Mora said one of the most important services that FINANTA offers is a program inspired by “lending circles," a financing concept he said is a familiar one in cultures in Latin America, the Caribbean, Africa and Asia, but less so in the U.S.
To explain the way the concept works, Mora used an example: a group of people will meet monthly, each bringing with them a certain amount of money (say four entrepreneurs with $2,000). First, one member of the group will borrow from the other three so that entrepreneur has $8,000. The process will repeat the following month with another member of the group, and so on. Once the rotation is over, every entrepreneur has had access to $8,000.
“There is an affinity and a moral obligation for these participants to do well with the group,” Mora explained. “Otherwise, they shun away basically and they begin to close doors.”

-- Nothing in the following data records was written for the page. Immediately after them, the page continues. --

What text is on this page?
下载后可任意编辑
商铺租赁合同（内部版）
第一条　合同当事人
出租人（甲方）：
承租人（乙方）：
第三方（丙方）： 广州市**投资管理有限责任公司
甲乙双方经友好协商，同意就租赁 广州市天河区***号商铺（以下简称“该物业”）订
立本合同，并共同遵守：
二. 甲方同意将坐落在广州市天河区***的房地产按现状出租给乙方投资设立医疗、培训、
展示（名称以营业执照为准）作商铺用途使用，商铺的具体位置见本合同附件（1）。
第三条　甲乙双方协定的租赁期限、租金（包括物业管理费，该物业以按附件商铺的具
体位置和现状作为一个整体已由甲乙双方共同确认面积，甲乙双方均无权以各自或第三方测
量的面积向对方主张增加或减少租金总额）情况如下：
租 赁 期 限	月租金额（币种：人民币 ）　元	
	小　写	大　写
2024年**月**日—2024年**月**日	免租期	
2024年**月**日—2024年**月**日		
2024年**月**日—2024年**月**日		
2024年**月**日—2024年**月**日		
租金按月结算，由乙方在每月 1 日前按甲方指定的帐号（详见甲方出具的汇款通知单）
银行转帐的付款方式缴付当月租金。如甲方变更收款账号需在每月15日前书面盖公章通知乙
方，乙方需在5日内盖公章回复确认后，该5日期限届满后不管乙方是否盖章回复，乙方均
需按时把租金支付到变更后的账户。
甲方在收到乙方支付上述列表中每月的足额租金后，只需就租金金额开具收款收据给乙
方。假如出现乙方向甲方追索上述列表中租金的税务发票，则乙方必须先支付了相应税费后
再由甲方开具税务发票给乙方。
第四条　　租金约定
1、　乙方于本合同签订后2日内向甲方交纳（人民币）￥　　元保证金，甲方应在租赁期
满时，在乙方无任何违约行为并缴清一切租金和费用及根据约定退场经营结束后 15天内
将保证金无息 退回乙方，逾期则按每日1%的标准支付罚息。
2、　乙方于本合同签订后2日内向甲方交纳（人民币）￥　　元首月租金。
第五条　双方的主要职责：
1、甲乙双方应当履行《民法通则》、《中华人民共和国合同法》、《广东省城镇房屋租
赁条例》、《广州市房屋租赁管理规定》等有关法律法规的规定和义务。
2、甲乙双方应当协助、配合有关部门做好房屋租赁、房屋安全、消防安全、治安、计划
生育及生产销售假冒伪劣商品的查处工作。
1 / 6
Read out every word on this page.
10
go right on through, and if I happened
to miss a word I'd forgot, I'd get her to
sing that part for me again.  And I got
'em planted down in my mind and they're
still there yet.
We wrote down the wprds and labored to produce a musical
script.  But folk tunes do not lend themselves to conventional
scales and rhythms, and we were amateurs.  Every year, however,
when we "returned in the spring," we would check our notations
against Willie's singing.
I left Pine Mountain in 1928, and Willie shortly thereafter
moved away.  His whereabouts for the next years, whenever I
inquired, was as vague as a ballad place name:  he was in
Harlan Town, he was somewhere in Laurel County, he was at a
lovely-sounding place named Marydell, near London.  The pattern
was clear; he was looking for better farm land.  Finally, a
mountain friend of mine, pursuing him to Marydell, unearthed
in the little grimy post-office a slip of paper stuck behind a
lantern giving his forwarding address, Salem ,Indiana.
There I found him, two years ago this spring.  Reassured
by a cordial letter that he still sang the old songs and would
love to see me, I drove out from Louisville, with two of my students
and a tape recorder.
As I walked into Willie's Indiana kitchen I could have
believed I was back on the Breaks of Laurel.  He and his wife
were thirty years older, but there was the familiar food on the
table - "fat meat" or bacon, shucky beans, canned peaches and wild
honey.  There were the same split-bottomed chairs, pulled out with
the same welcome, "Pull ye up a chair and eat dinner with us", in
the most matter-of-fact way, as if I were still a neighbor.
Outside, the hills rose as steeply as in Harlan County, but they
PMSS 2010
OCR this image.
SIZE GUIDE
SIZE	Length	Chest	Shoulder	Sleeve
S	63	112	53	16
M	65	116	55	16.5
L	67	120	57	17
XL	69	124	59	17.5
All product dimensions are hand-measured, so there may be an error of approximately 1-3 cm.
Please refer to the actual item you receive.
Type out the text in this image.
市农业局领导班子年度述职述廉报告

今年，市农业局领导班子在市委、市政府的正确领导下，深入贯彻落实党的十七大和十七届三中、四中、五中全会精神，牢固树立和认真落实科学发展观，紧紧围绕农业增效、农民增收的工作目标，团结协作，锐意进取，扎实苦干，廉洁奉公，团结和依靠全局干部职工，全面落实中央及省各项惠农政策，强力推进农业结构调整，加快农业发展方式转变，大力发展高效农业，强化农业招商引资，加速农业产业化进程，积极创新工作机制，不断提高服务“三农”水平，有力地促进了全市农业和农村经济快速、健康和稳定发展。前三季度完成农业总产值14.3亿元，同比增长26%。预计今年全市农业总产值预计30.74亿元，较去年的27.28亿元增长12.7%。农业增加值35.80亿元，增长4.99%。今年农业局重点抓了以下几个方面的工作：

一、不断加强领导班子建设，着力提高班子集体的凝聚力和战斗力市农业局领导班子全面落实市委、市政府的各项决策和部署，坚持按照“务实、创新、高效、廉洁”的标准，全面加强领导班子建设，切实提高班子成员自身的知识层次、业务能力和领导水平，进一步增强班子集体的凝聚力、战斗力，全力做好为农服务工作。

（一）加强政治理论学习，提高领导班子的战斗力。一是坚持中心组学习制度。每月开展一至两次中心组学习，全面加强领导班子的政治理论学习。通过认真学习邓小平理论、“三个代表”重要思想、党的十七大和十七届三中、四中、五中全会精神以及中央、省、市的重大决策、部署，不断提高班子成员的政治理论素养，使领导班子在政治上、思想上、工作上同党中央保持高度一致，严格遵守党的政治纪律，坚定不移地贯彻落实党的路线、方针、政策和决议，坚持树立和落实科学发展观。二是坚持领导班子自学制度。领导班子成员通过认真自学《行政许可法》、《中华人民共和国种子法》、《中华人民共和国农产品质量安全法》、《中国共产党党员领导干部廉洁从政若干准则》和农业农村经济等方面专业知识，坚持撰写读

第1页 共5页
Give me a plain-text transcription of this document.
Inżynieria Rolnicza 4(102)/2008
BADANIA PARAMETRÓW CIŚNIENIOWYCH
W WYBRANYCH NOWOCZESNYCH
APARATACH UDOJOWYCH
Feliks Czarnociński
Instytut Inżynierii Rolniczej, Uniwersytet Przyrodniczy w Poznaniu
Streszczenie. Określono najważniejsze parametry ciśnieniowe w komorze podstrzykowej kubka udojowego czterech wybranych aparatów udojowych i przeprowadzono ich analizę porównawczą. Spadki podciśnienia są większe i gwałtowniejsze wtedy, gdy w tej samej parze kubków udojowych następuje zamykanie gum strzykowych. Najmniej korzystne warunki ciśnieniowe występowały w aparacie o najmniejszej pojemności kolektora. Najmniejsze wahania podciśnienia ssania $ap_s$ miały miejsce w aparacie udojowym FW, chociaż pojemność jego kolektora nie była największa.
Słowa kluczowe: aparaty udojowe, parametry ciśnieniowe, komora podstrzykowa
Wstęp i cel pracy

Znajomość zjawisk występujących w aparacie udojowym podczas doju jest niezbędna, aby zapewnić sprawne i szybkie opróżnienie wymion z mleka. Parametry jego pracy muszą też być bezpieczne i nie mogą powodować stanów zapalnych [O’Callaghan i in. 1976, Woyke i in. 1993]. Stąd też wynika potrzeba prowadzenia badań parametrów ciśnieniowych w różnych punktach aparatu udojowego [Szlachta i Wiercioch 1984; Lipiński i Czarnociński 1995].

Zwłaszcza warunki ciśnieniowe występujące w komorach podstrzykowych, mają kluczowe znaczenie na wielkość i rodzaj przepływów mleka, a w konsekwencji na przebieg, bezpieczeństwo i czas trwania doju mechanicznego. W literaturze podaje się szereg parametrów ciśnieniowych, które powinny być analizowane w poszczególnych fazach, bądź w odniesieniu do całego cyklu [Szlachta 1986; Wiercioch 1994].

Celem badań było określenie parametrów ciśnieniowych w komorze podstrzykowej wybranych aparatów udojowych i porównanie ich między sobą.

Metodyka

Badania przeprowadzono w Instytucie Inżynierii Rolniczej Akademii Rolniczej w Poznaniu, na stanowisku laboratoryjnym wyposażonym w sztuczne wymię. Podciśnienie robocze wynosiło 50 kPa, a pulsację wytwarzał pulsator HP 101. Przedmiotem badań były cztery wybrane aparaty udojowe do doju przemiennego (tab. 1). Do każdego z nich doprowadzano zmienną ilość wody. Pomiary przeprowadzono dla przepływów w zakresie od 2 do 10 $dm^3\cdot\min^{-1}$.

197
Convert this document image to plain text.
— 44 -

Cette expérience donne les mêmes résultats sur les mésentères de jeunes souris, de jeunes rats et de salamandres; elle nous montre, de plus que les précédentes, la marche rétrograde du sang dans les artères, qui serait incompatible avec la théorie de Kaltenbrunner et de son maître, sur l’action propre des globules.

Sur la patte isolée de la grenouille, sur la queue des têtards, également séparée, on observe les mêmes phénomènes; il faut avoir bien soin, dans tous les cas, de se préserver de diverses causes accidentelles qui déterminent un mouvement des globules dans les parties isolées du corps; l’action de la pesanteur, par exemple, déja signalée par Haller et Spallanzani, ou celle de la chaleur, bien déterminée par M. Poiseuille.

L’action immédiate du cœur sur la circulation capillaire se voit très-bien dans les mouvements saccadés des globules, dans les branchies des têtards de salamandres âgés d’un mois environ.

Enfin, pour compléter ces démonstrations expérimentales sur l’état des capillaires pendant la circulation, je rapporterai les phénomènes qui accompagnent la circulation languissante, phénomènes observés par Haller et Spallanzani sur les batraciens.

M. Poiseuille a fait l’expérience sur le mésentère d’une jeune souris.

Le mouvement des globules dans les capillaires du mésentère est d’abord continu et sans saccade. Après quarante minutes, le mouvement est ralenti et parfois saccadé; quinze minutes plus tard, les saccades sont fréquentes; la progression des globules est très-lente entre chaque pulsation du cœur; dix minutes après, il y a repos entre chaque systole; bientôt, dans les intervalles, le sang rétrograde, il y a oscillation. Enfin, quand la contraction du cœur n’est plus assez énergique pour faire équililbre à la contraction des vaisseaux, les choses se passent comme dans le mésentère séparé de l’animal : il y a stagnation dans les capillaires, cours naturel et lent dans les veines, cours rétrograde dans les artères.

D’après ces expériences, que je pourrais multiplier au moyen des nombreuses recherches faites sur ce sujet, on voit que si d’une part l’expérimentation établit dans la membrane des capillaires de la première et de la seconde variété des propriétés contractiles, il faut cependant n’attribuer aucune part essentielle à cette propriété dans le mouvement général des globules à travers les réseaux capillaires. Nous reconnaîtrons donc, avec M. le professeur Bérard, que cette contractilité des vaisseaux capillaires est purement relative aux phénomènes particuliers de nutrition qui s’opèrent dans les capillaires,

As the rotations continue, the amount of money each entrepreneur contributes and receives can increase incrementally. After a few years, rotations of $8,000 can become hundreds of thousands of dollars.
According to entrepreneur Ozzie Quintero, the program offered by FINANTA that is influenced by this process works.
Quintero, who was born in Colombia and came to Philadelphia in 1989, is general manager of Triumph Exterminating. His company operates two retail stores in Philadelphia selling pest control services and supplies. In 2012, a problem arose in which Quintero needed $8,000 for his company’s bills.
He had heard that FINANTA made loans, so he attended one of the organization’s seminars. He learned that FINANTA facilitated a program that could lend him about $1,000, a significant amount less than what he needed.
Thinking he had wasted his time, Quintero ended up getting a loan from “somebody on the street” — and wound up paying it back at a daunting 4 percent interest rate. He said this type of exploitive arrangement between borrower and lender is, unfortunately, common among immigrants.
About three years ago, the Greater Philadelphia Hispanic Chamber of Commerce reintroduced Quintero to FINANTA and he developed a better understanding of what the organization does.
“You have to go step-by-step,” Quintero said. “The way it’s supposed to be.”
He realized a business owner needs to borrow within his means, that taking loans too large can be risky. He praised FINANTA’s staff not only for their ability to communicate this to him, but to walk him through every step of the process, to show him exactly what he needed to do to improve his financial situation.
A bank, Quintero said, will simply approve or deny your application.
“Sometimes you get used to being denied,” Quintero said, adding that people often need high credit scores to gain access to lines of working capital from banks. “With FINANTA, it’s different.”
Quintero started out with a loan of $3,600 with FINANTA. Now, he said that number has increased to nearly $250,000.
FINANTA, Mora said, provides entrepreneurs and consumers with the tools to serve themselves.
“I think the most important part of what we do is that we have open doors,” Mora said. “If you’re looking for an opportunity, we give you that opportunity. It’s up to you to build it up, but you will get the capital and the support you need from us to do that.”